In the woods, on the radio, and online!

We had an amazing time at the Dunedin Literary Festival “Words in the Woods!” last weekend, where I had the privilege of moderating a panel with Karma Brown, Tish Cohen, and Uzma Jalalludin. It was a very good day and left me excited for my next event, which takes place on September 23 in Huntsville as part of Huntsville Public Library’s Books and Brunch series. I’ll be there with Hannah Mary McKinnon and K.A. Tucker, and all of us appeared on the most recent episode of the library’s very own radio show (how cool!) Keeping Up the Librariansyou can listen to it here. And I was also happy to take part in the “Behind the Scenes With Book Reviewers” series at the Hamilton Review of Books, which was published this week—go here to learn all my book reviewing secrets.

July 19, 2018

Mitzi Bytes: Big In Muskoka

Though not for lack of trying, I have never encountered anyone reading my novel on the beach, but I came very close last week when a copy was spotted in the library at the cottages we were staying at. My friend saw it first, but only mentioned it offhandedly because she’d assumed I’d put it there. But I hadn’t—at least I didn’t think I had. And the other families we were vacationing with, both of whom had stayed at the same place last summer, promised that they hadn’t left the book either. I didn’t really believe any of us—was it possible that my book had been purchased by a person I don’t know (or who is not, a least, a friend of my mother’s)? But it had a sticker from Chapters Indigo, so it was certainly not a copy I’d dropped off and then completely forgotten about (distinctly possible…) My friends hadn’t bought their copies at Indigo either, and the spine was even cracked. And while I could have decided to respond to this situation by being despondent that a reader had left my book behind and not committed it to their personal library for all of eternity because it was the most affecting and incredible novel they’d ever encountered in a lifetime… instead I was just pretty thrilled because the cottage library was in alphabetical order even, featured some pretty excellent titles, and each one was stamped with the cottage library stamp, which seemed very official. This cottage library was legit.

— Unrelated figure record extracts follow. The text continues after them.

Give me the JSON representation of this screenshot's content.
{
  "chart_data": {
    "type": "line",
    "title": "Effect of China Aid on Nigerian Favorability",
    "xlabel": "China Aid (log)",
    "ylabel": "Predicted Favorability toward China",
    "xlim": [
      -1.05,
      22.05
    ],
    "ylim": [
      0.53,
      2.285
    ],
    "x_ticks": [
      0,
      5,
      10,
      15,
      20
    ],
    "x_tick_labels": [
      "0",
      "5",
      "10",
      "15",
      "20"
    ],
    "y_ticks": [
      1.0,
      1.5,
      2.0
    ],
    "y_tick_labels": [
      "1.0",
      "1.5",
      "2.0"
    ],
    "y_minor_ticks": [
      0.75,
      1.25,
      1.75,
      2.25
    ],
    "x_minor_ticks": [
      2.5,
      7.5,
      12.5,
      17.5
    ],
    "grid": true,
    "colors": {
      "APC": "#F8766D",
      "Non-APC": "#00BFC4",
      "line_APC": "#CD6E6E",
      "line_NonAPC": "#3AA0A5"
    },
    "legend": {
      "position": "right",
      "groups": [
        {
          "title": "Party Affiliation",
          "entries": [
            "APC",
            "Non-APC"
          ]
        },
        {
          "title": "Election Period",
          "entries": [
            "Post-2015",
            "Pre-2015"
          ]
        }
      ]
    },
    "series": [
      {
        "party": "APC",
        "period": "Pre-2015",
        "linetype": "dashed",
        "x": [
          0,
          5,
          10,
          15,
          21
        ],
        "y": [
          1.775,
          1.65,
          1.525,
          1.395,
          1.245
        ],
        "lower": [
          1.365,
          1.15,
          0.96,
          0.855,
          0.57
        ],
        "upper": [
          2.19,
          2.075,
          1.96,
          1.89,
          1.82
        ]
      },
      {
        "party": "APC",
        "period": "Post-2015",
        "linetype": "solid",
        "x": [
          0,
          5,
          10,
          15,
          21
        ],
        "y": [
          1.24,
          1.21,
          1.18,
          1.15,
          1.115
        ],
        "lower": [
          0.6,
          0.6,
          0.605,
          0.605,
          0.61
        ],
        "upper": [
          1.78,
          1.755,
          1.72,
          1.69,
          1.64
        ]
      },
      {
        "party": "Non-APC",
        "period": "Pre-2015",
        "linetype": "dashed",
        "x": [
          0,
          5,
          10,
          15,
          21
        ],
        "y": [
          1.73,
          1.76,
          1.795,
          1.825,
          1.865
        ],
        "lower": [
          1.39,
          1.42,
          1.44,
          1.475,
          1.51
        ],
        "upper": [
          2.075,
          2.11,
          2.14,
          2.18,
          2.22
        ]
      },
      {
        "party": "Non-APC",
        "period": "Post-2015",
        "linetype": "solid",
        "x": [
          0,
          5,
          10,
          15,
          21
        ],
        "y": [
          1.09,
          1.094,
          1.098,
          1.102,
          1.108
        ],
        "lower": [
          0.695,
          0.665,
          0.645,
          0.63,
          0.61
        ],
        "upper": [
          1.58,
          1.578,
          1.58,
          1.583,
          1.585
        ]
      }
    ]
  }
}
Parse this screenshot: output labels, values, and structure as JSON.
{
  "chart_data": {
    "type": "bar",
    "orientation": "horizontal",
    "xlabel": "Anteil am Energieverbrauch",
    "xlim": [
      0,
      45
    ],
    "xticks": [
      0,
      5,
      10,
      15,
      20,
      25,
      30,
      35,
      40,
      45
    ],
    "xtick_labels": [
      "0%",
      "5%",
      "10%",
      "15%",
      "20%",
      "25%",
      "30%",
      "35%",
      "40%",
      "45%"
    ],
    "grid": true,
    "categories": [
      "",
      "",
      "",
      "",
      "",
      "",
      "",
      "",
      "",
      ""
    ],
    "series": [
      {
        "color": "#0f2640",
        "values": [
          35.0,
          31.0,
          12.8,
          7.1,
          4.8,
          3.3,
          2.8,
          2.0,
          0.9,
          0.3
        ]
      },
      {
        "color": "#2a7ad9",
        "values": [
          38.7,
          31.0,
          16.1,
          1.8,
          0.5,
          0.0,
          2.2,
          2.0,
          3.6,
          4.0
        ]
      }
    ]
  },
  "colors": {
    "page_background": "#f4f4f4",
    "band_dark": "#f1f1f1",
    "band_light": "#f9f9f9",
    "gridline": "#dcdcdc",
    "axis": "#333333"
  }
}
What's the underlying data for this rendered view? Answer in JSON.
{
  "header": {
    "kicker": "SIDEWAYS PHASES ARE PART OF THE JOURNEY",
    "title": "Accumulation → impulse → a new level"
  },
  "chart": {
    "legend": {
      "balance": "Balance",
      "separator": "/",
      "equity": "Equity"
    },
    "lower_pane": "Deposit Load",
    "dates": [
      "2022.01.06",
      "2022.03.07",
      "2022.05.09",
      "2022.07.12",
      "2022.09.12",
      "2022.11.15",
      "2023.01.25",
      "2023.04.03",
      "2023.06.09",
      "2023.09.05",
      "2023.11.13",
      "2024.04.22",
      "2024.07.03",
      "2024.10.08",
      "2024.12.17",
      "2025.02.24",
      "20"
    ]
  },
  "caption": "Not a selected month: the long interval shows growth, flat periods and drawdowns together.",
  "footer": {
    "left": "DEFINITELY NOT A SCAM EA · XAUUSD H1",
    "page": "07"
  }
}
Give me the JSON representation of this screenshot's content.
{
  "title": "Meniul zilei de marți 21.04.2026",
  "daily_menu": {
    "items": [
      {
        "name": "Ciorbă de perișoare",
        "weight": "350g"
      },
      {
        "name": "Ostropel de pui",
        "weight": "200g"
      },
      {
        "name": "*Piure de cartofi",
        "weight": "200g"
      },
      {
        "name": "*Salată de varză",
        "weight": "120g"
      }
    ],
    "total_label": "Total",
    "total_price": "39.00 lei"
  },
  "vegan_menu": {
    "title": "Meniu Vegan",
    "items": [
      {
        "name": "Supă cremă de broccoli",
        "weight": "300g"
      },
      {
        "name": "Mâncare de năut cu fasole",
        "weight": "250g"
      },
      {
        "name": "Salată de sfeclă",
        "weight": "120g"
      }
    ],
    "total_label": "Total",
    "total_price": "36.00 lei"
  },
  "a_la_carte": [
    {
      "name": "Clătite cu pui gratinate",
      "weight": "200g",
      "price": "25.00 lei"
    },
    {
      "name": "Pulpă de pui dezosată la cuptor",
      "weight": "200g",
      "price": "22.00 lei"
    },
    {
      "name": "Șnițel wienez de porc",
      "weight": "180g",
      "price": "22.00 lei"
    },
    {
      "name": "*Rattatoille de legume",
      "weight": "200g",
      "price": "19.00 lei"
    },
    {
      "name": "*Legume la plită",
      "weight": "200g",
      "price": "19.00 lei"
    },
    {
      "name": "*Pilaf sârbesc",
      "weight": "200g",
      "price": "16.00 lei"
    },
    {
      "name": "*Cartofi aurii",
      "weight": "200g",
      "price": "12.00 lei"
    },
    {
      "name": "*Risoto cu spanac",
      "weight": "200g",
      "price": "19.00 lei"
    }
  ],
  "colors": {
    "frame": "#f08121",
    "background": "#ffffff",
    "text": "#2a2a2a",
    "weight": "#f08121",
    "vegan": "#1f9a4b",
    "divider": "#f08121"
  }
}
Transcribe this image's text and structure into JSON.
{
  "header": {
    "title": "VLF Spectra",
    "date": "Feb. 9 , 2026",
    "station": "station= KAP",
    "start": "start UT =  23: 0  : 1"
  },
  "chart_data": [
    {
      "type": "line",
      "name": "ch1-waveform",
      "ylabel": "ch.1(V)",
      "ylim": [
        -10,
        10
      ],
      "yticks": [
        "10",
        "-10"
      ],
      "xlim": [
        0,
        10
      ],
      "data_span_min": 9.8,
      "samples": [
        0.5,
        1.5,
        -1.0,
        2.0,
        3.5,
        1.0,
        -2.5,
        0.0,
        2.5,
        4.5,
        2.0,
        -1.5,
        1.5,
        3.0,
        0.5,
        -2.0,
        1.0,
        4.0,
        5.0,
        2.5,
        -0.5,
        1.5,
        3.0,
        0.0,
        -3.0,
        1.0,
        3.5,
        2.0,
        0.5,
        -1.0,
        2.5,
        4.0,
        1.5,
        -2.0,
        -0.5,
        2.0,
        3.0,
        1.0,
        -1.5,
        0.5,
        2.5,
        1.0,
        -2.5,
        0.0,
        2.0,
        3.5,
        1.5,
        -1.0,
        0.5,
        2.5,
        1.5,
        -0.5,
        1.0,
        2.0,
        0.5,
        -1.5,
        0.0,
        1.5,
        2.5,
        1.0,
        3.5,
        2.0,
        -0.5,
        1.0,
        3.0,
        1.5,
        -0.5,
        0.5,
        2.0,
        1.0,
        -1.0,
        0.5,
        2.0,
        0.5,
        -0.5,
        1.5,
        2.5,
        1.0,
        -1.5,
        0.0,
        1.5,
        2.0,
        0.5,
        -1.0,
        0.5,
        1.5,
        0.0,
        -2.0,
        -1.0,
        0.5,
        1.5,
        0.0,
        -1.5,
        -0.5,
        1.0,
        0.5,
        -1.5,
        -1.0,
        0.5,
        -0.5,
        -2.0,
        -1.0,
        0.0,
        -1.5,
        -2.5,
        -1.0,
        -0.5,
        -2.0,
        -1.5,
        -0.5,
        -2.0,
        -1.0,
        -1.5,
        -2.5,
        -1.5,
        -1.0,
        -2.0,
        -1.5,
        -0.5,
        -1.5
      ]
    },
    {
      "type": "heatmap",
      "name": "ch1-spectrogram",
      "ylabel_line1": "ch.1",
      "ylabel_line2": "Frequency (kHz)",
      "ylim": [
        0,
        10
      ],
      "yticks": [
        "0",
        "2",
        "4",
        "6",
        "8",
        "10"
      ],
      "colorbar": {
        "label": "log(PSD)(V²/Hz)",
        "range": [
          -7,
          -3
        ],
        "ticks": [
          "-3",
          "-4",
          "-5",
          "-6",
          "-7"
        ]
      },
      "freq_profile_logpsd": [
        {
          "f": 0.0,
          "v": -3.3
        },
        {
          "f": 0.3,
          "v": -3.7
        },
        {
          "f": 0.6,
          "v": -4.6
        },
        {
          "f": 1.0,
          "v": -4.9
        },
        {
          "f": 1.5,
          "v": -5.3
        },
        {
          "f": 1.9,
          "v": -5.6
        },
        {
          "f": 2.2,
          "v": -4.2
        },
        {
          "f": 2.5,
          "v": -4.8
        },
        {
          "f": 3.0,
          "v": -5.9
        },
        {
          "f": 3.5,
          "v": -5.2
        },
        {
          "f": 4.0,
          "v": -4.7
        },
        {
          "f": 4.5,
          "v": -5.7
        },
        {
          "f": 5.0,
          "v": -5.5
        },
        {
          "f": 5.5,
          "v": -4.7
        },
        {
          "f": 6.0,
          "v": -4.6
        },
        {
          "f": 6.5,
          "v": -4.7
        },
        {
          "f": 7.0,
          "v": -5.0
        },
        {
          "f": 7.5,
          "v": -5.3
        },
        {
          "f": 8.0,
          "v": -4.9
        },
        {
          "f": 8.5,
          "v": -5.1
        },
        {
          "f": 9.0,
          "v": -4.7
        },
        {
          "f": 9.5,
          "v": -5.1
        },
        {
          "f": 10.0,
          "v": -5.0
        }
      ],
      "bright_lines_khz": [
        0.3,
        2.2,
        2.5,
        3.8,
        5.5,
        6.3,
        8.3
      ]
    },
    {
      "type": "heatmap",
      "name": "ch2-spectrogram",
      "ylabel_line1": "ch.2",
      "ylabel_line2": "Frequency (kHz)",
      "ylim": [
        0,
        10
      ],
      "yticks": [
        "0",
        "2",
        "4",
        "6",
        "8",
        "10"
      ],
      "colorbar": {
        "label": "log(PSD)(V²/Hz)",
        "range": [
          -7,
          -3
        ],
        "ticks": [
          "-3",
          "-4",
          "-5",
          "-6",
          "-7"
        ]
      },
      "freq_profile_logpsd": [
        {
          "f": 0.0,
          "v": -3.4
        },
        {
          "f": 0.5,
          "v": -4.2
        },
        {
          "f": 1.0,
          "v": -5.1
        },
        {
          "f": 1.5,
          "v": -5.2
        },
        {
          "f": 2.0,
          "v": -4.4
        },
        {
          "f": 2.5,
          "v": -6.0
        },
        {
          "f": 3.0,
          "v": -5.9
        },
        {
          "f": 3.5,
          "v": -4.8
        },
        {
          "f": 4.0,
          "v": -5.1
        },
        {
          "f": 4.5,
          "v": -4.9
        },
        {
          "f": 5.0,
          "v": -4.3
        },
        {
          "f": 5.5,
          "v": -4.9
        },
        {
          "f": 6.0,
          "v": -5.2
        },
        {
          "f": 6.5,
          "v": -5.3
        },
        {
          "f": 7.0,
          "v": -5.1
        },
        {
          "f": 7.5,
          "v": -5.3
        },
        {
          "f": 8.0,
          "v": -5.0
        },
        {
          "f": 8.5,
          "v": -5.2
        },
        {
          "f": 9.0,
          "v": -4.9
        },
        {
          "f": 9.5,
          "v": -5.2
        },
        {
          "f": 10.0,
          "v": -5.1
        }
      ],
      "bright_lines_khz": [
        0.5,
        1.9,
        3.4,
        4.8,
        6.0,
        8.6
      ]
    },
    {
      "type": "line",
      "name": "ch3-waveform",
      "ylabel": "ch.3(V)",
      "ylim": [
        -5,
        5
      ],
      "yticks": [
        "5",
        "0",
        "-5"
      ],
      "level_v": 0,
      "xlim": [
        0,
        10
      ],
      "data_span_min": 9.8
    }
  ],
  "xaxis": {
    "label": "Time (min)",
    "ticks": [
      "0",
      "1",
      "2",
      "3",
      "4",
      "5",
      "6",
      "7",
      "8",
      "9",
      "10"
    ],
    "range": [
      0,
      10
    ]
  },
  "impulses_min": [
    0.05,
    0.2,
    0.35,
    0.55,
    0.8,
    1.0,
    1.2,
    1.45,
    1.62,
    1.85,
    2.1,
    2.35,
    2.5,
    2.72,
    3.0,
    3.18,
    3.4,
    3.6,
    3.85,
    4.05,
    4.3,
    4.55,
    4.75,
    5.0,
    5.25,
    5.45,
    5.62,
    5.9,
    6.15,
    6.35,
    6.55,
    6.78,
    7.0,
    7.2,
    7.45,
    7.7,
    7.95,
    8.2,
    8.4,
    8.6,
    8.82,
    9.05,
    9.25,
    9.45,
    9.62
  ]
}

And presumably, someone had been reading my novel on the beach…even if I wasn’t there to see it.

So that was pretty cool, and then my sense of being Extraordinarily Popular in Muskoka was only compounded when we went into town for the day and my face was on the Huntsville Public Library’s Books and Brunch poster, plastered all over town. And on the library display screens displayed prominently over the checkout desk—my children were very excited!! To be famous in a library is no small thing, although nobody recognized me—when my author photo was taken I was wearing make-up, had washed my hair recently and wasn’t covered in bug bites. But still, they knew it was me. It was all very exciting. (The Huntsville Books and Brunch Event is at Hidden Valley Resort on September 23 with superstars K.A. Tucker and Hannah Mary McKinnon [whose The Neighbours I read before I went on holiday, and liked so much…] You can buy tickets through the library.)

One other exciting thing is that Karen Green at Bookclubbish included Mitzi Bytes on a list of books by Canadian authors to read for Canada Day—alongside writers including Karma Brown, and Sharon Bala. If you missed it, fear not! You can also read Mitzi Bytes for the August Civic Holiday Weekend…

And in case you were curious about what Mitzi Bytes and I are up to this fall, I’m pleased to be taking part in some fantastic events across the province—The Dunedin Literary Festival, Huntsville Public Library Books and Brunch, Stratford Writers Festival, and Wordstock Sudbury. If any of these these happen to be in your neck of the woods, I’d love to see you there.